The iconic Mexican painter as seen through almost 300 archival items, from her wardrobe to her personal art collection
This compendium presents the rich diversity of themes, ideas, concepts and emotions generated around two fundamental, iconic figures of modern Mexico: painter Frida Kahlo and her husband, muralist Diego Rivera.
More than 300 images from the archives of the Museo Frida Kahlo in Mexico City offer readers a glimpse of Kahlo’s distinctive wardrobe and the impressive collections of popular and pre-Hispanic art she assembled with Rivera, her connection with photography and the history of La casa azul, her beloved blue home that now serves as the museum’s main building.
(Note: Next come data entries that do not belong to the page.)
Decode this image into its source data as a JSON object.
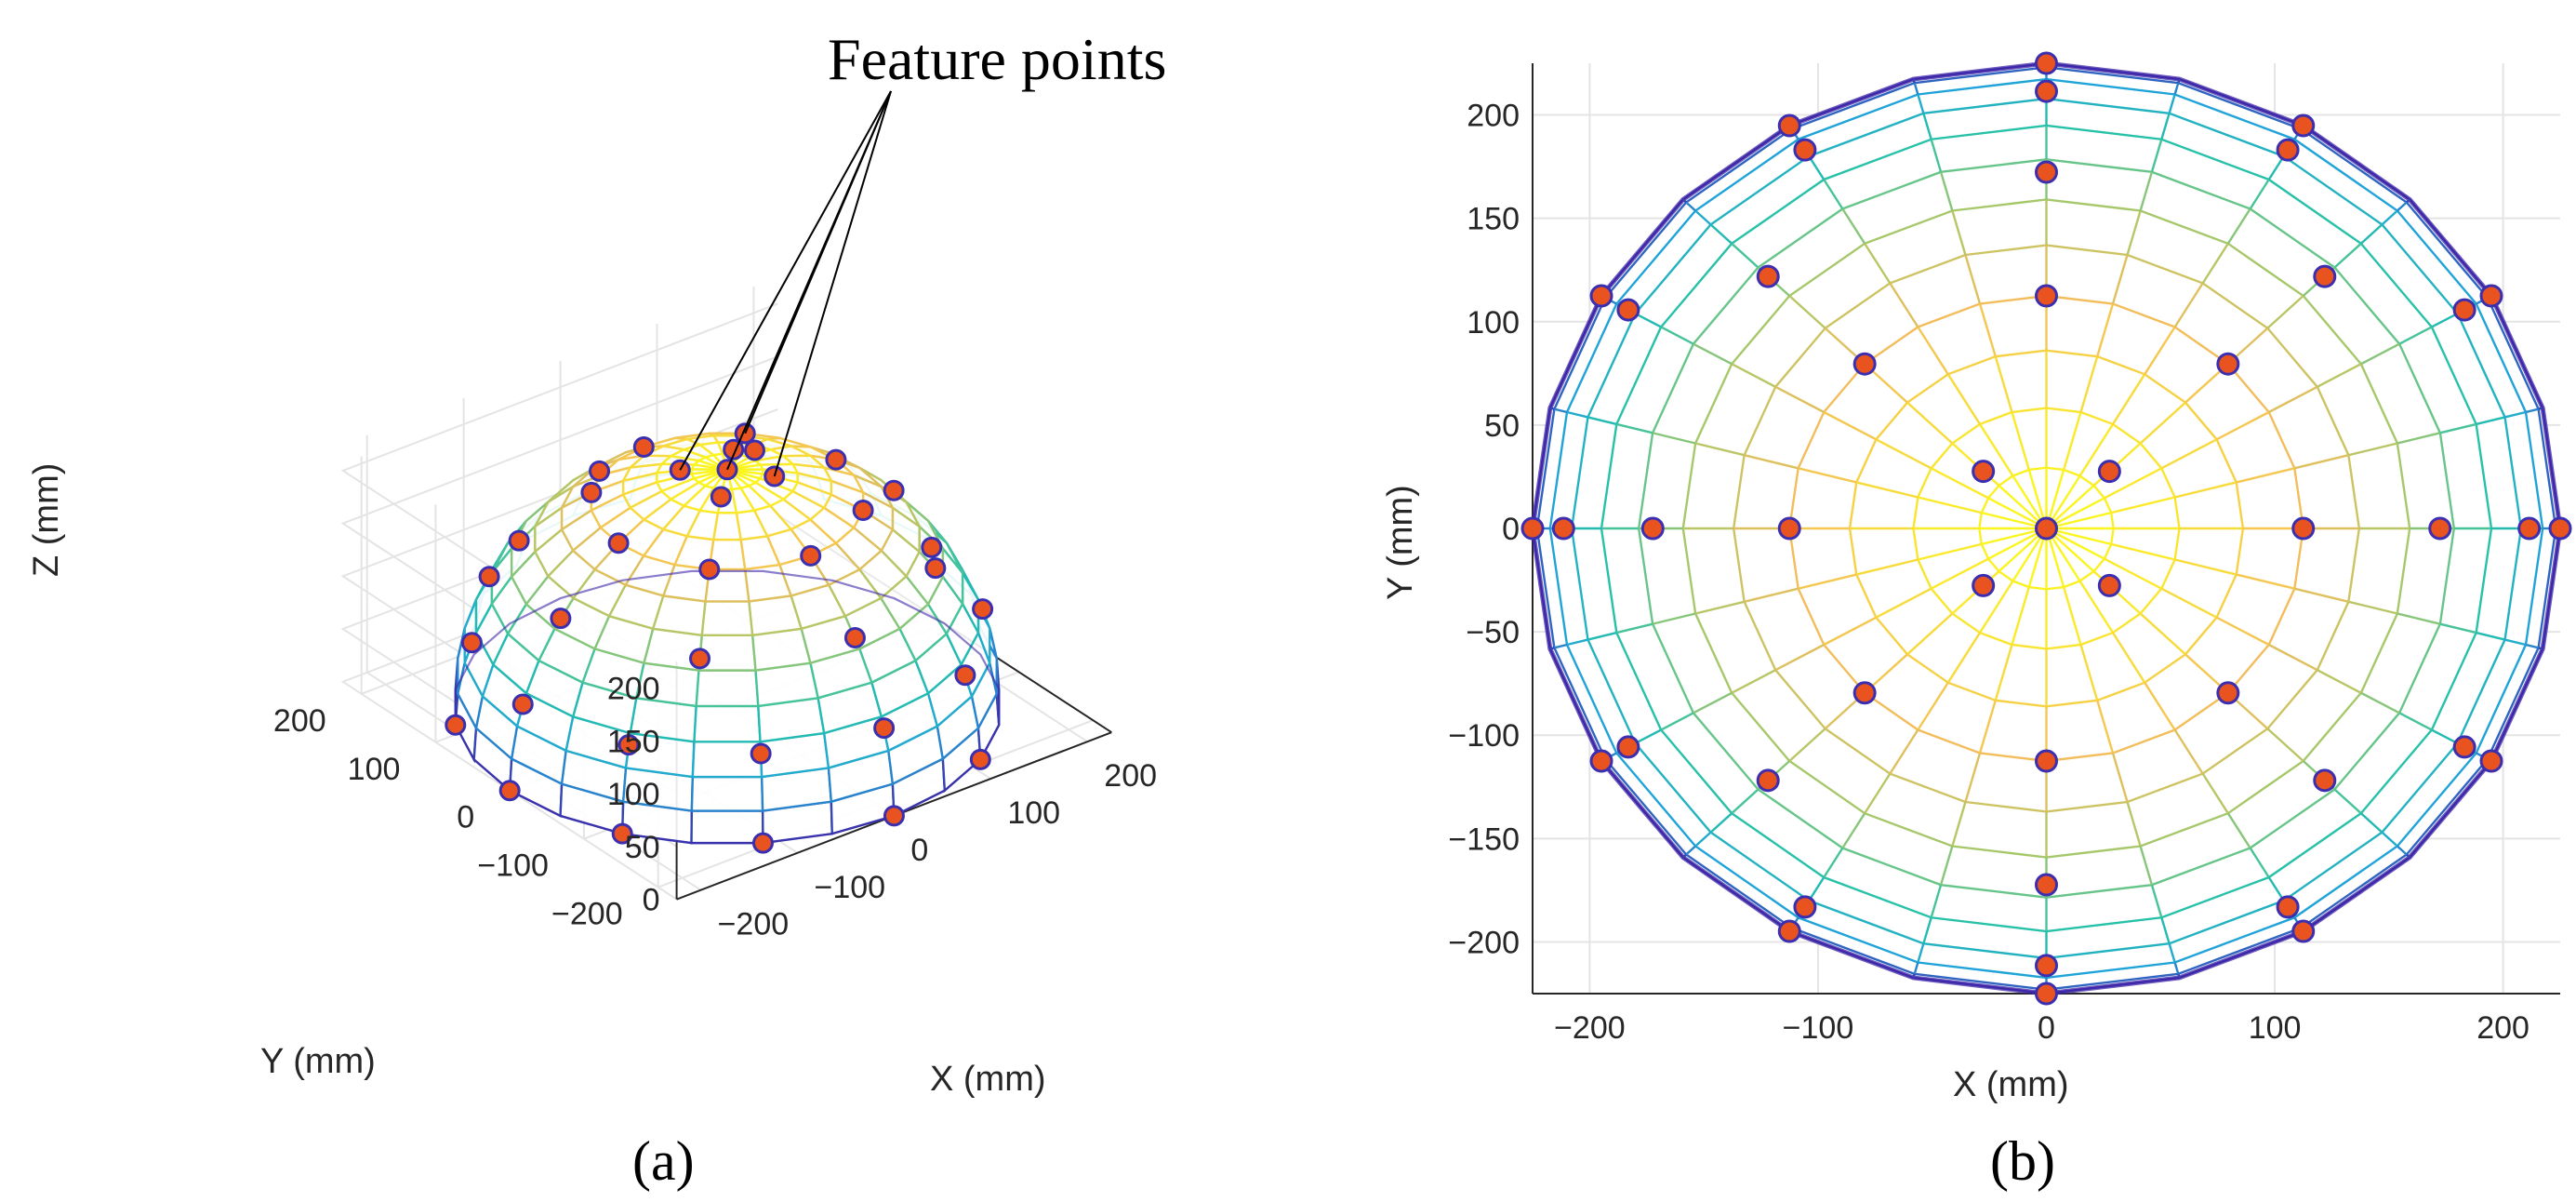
{
  "colors": {
    "marker_fill": "#e8531f",
    "marker_edge": "#3b2fb0",
    "grid": "#e4e4e4",
    "axis": "#262626",
    "colormap": [
      "#3e26a8",
      "#1fa3d9",
      "#26c1a8",
      "#a7c86a",
      "#f2bd5a",
      "#f9e530",
      "#fbfa17"
    ]
  },
  "annotation": {
    "label": "Feature points"
  },
  "panel_labels": {
    "a": "(a)",
    "b": "(b)"
  },
  "chart_data": [
    {
      "type": "surface3d",
      "panel": "(a)",
      "surface": "hemisphere",
      "radius_mm": 225,
      "xlabel": "X  (mm)",
      "ylabel": "Y  (mm)",
      "zlabel": "Z  (mm)",
      "xticks": [
        "−200",
        "−100",
        "0",
        "100",
        "200"
      ],
      "yticks": [
        "−200",
        "−100",
        "0",
        "100",
        "200"
      ],
      "zticks": [
        "0",
        "50",
        "100",
        "150",
        "200"
      ],
      "xlim": [
        -225,
        225
      ],
      "ylim": [
        -225,
        225
      ],
      "zlim": [
        0,
        225
      ],
      "grid": true,
      "view": {
        "azimuth": -37.5,
        "elevation": 30
      },
      "mesh": {
        "latitude_divisions": 12,
        "longitude_divisions": 24
      },
      "feature_points": {
        "elevation_deg": [
          0,
          20,
          40,
          60,
          80,
          90
        ],
        "points_per_ring": [
          12,
          12,
          8,
          8,
          4,
          1
        ]
      }
    },
    {
      "type": "surface_topview",
      "panel": "(b)",
      "surface": "hemisphere",
      "radius_mm": 225,
      "xlabel": "X  (mm)",
      "ylabel": "Y  (mm)",
      "xticks": [
        "−200",
        "−100",
        "0",
        "100",
        "200"
      ],
      "yticks": [
        "−200",
        "−150",
        "−100",
        "−50",
        "0",
        "50",
        "100",
        "150",
        "200"
      ],
      "xlim": [
        -225,
        225
      ],
      "ylim": [
        -225,
        225
      ],
      "grid": true,
      "feature_points": {
        "elevation_deg": [
          0,
          20,
          40,
          60,
          80,
          90
        ],
        "points_per_ring": [
          12,
          12,
          8,
          8,
          4,
          1
        ]
      }
    }
  ]
}
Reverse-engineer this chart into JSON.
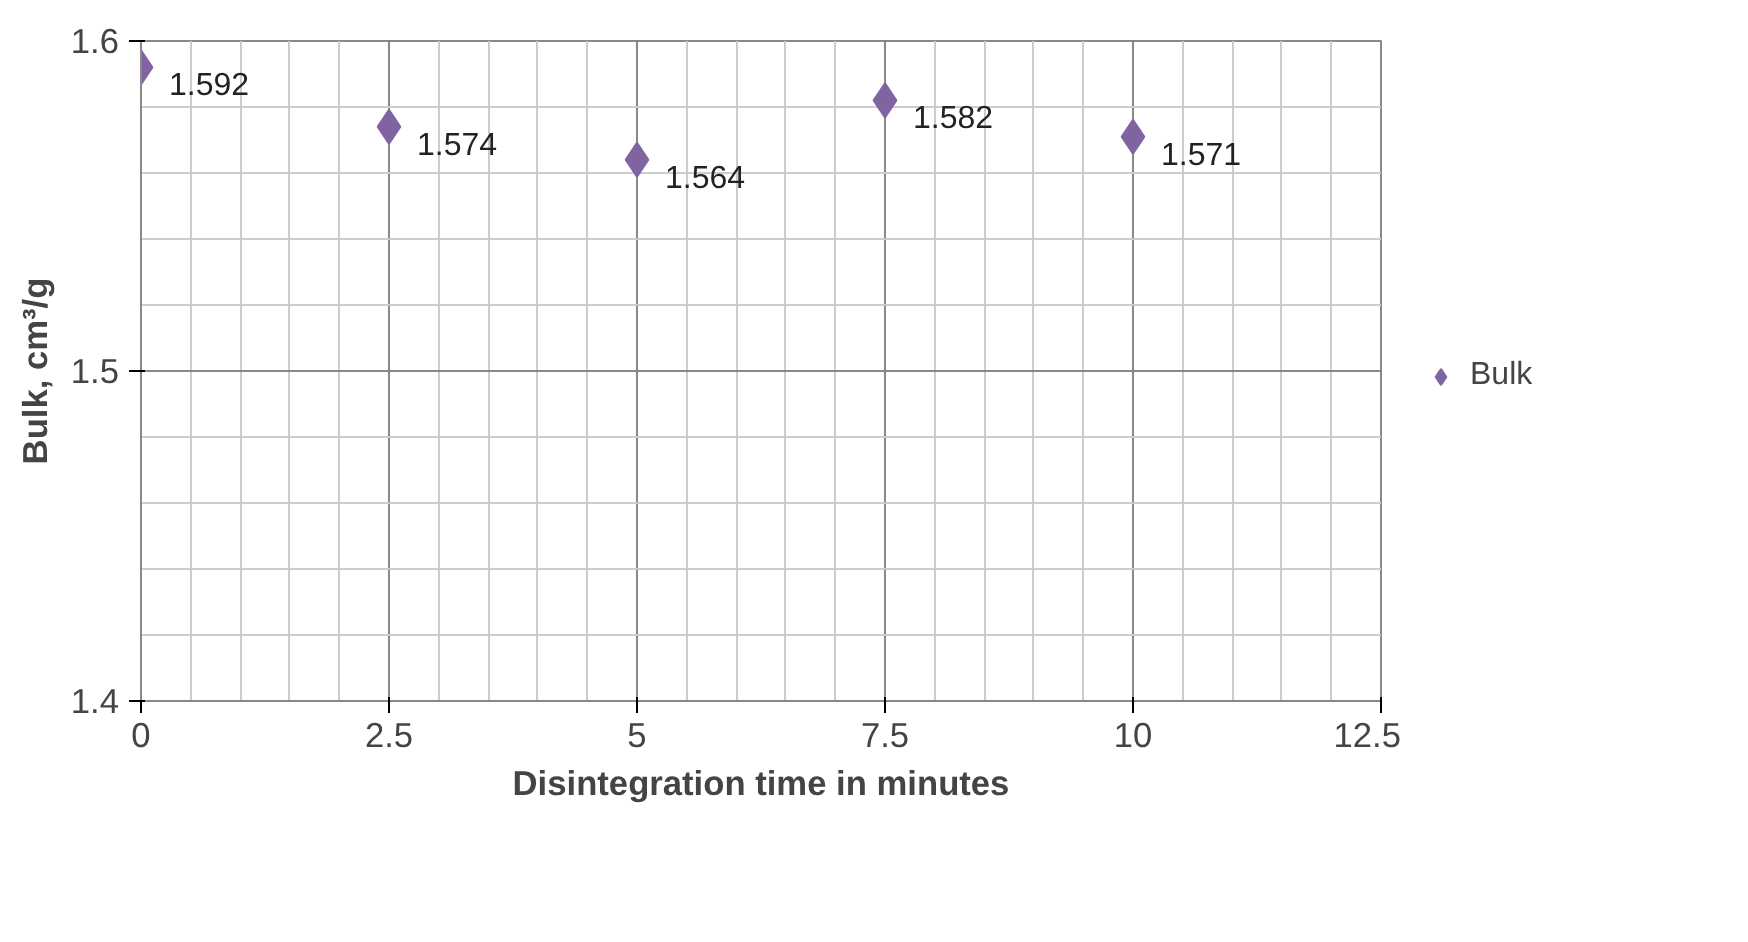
{
  "chart_data": {
    "type": "scatter",
    "xlabel": "Disintegration time in minutes",
    "ylabel": "Bulk, cm³/g",
    "x": [
      0,
      2.5,
      5,
      7.5,
      10
    ],
    "series": [
      {
        "name": "Bulk",
        "color": "#8064a2",
        "values": [
          1.592,
          1.574,
          1.564,
          1.582,
          1.571
        ]
      }
    ],
    "xlim": [
      0,
      12.5
    ],
    "xticks": [
      0,
      2.5,
      5,
      7.5,
      10,
      12.5
    ],
    "ylim": [
      1.4,
      1.6
    ],
    "yticks": [
      1.4,
      1.5,
      1.6
    ],
    "grid": true,
    "legend": "right",
    "marker": "diamond",
    "data_labels": true
  }
}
This volume welcomes us into Frida Kahlo’s universe, exploring the legacy of an indispensable figure in the world of 20th-century art and culture in her native Mexico and across the globe.
Frida Kahlo (1907–54) began painting at the age of 18 when she was immobilized for several months as a result of a bus crash that left her permanently disabled. From then on, art served as an immense source of healing for Kahlo as well as a vehicle for self-expression and cultural exploration. At the heart of Kahlo’s practice was her love for Mexican folk tradition, her staunch communist beliefs and her complex relationship with her body, gender and sexuality. A lifelong activist, Kahlo died of a pulmonary embolism after participating in a demonstration against the CIA’s invasion of Guatemala.